|
Mighty Oaks from
Little ACORNS Grow
BY STEPHEN J.
COX
After twenty years of research into
automatic speech recognition (ASR), few would deny that
enormous progress has been made, but few would also deny
that ASR remains a fragile technology, and ASR systems still
perform well below humans, especially when noise is
present. Progress continues to be made using the
"conventional" techniques of statistical pattern matching
that have served us well, but a new project, ACORNS, funded
by the European Community, is taking a fundamentally
different approach to the problem. Rather than exploring
more sophisticated ways for modelling speech signals or
classifying speech patterns, ACORNS is attempting to model
the process of speech and speech and language acquisition
itself, by drawing on knowledge of human speech recognition
and cognition.
Within 24 months, a child has gone from a
position of "tabula rasa" to being capable of producing an
average of around 250 words, and understanding many more.
The ACORNS team argues that the process of acquisition of
speech and language skills is one of purposeful interaction
between the child and its environment: the child learns how
to understand and respond to speech because it needs to
fulfil a set of goals, and it adapts its learning in
response to feedback on its success. Their system models
some of the key features in this process, and in doing so,
uses a number of techniques that are novel to speech and
language processing. For instance, their system receives
two inputs: a multimodal "message" (speech plus image), and
feedback on its response to the last message. Rather than
using pre-defined units for recognition (e.g. phonemes,
words), they attempt to "discover" patterns within a speech
signal, a process that is simplified by the fact that when
interacting with an infant, we naturally repeat simple
phrases to them. The system also incorporates a model of
memory (based on recent cognitive research), as well as
cognitively plausible ways of forming, storing and
retrieving representations of patterns. All of this
modelling is done within a mathematical framework based on
linear algebra, which puts it on a sound theoretical
footing.
The goal of the project at the end of its
three year span is to be able to recognize a vocabulary of
about 250 words, including adjectives and present tense
forms of simple action verbs from arbitrary speakers, and to
acquire additional words on the basis of a small number of
training tokens. Another important objective is to learn
"word-concept combinations" such as colour names, spatial
relations and adjectives referring to size.
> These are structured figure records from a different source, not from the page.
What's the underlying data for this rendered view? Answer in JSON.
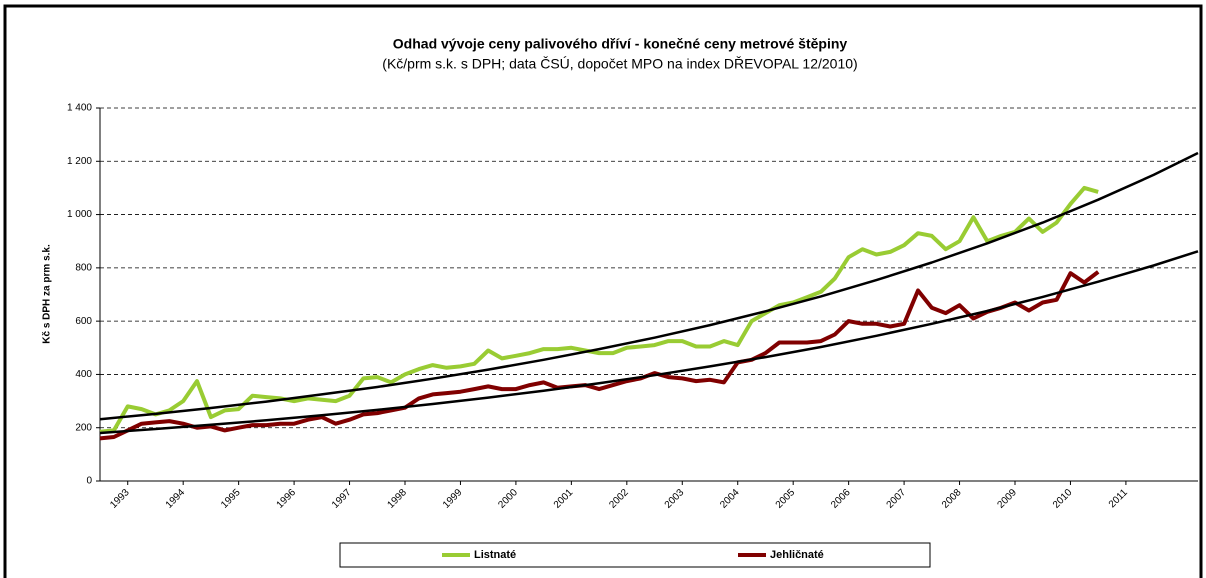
{
  "chart_data": {
    "type": "line",
    "title": "Odhad vývoje ceny palivového dříví - konečné ceny metrové štěpiny",
    "subtitle": "(Kč/prm s.k. s DPH; data ČSÚ, dopočet MPO na index DŘEVOPAL 12/2010)",
    "y_label": "Kč s DPH za prm s.k.",
    "xlim": [
      1993,
      2012.8
    ],
    "xticks": [
      {
        "value": 1993.5,
        "label": "1993"
      },
      {
        "value": 1994.5,
        "label": "1994"
      },
      {
        "value": 1995.5,
        "label": "1995"
      },
      {
        "value": 1996.5,
        "label": "1996"
      },
      {
        "value": 1997.5,
        "label": "1997"
      },
      {
        "value": 1998.5,
        "label": "1998"
      },
      {
        "value": 1999.5,
        "label": "1999"
      },
      {
        "value": 2000.5,
        "label": "2000"
      },
      {
        "value": 2001.5,
        "label": "2001"
      },
      {
        "value": 2002.5,
        "label": "2002"
      },
      {
        "value": 2003.5,
        "label": "2003"
      },
      {
        "value": 2004.5,
        "label": "2004"
      },
      {
        "value": 2005.5,
        "label": "2005"
      },
      {
        "value": 2006.5,
        "label": "2006"
      },
      {
        "value": 2007.5,
        "label": "2007"
      },
      {
        "value": 2008.5,
        "label": "2008"
      },
      {
        "value": 2009.5,
        "label": "2009"
      },
      {
        "value": 2010.5,
        "label": "2010"
      },
      {
        "value": 2011.5,
        "label": "2011"
      }
    ],
    "ylim": [
      0,
      1400
    ],
    "yticks": [
      0,
      200,
      400,
      600,
      800,
      {
        "value": 1000,
        "label": "1 000"
      },
      {
        "value": 1200,
        "label": "1 200"
      },
      {
        "value": 1400,
        "label": "1 400"
      }
    ],
    "grid": true,
    "x": [
      1993,
      1993.25,
      1993.5,
      1993.75,
      1994,
      1994.25,
      1994.5,
      1994.75,
      1995,
      1995.25,
      1995.5,
      1995.75,
      1996,
      1996.25,
      1996.5,
      1996.75,
      1997,
      1997.25,
      1997.5,
      1997.75,
      1998,
      1998.25,
      1998.5,
      1998.75,
      1999,
      1999.25,
      1999.5,
      1999.75,
      2000,
      2000.25,
      2000.5,
      2000.75,
      2001,
      2001.25,
      2001.5,
      2001.75,
      2002,
      2002.25,
      2002.5,
      2002.75,
      2003,
      2003.25,
      2003.5,
      2003.75,
      2004,
      2004.25,
      2004.5,
      2004.75,
      2005,
      2005.25,
      2005.5,
      2005.75,
      2006,
      2006.25,
      2006.5,
      2006.75,
      2007,
      2007.25,
      2007.5,
      2007.75,
      2008,
      2008.25,
      2008.5,
      2008.75,
      2009,
      2009.25,
      2009.5,
      2009.75,
      2010,
      2010.25,
      2010.5,
      2010.75,
      2011
    ],
    "series": [
      {
        "name": "Listnaté",
        "color": "#99cc33",
        "values": [
          185,
          190,
          280,
          270,
          250,
          265,
          300,
          375,
          240,
          265,
          270,
          320,
          315,
          310,
          300,
          310,
          305,
          300,
          320,
          385,
          390,
          370,
          400,
          420,
          435,
          425,
          430,
          440,
          490,
          460,
          470,
          480,
          495,
          495,
          500,
          490,
          480,
          480,
          500,
          505,
          510,
          525,
          525,
          505,
          505,
          525,
          510,
          600,
          630,
          660,
          670,
          690,
          710,
          760,
          840,
          870,
          850,
          860,
          885,
          930,
          920,
          870,
          900,
          990,
          900,
          920,
          935,
          985,
          935,
          970,
          1040,
          1100,
          1085
        ]
      },
      {
        "name": "Jehličnaté",
        "color": "#800000",
        "values": [
          160,
          165,
          190,
          215,
          220,
          225,
          215,
          200,
          205,
          190,
          200,
          210,
          210,
          215,
          215,
          230,
          240,
          215,
          230,
          250,
          255,
          265,
          275,
          310,
          325,
          330,
          335,
          345,
          355,
          345,
          345,
          360,
          370,
          350,
          355,
          360,
          345,
          360,
          375,
          385,
          405,
          390,
          385,
          375,
          380,
          370,
          445,
          455,
          480,
          520,
          520,
          520,
          525,
          550,
          600,
          590,
          590,
          580,
          590,
          715,
          650,
          630,
          660,
          610,
          635,
          650,
          670,
          640,
          670,
          680,
          780,
          745,
          785
        ]
      }
    ],
    "trendlines": [
      {
        "color": "#000000",
        "x": [
          1993,
          1994,
          1995,
          1996,
          1997,
          1998,
          1999,
          2000,
          2001,
          2002,
          2003,
          2004,
          2005,
          2006,
          2007,
          2008,
          2009,
          2010,
          2011,
          2012,
          2012.8
        ],
        "values": [
          232,
          252,
          274,
          298,
          325,
          353,
          384,
          418,
          455,
          495,
          538,
          585,
          637,
          693,
          754,
          820,
          892,
          970,
          1056,
          1149,
          1231
        ]
      },
      {
        "color": "#000000",
        "x": [
          1993,
          1994,
          1995,
          1996,
          1997,
          1998,
          1999,
          2000,
          2001,
          2002,
          2003,
          2004,
          2005,
          2006,
          2007,
          2008,
          2009,
          2010,
          2011,
          2012,
          2012.8
        ],
        "values": [
          180,
          195,
          211,
          228,
          247,
          267,
          289,
          313,
          339,
          367,
          397,
          430,
          465,
          503,
          545,
          590,
          638,
          691,
          748,
          809,
          862
        ]
      }
    ]
  }
}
Prof. Roger Moore, one of the project
leaders said: "One of the real advantages of EU-sponsored
Future and Emerging Technology (FET) type projects is that
they provide a real opportunity to step outside the normal
envelope of research in a particular field. ACORNS is
allowing us to investigate some fundamental aspects of human
speech behaviour, and to build computational models of the
very early stages of word learning in infants. Results are
beginning to emerge that could eventually have implications
for mainstream approaches to speech pattern modelling." |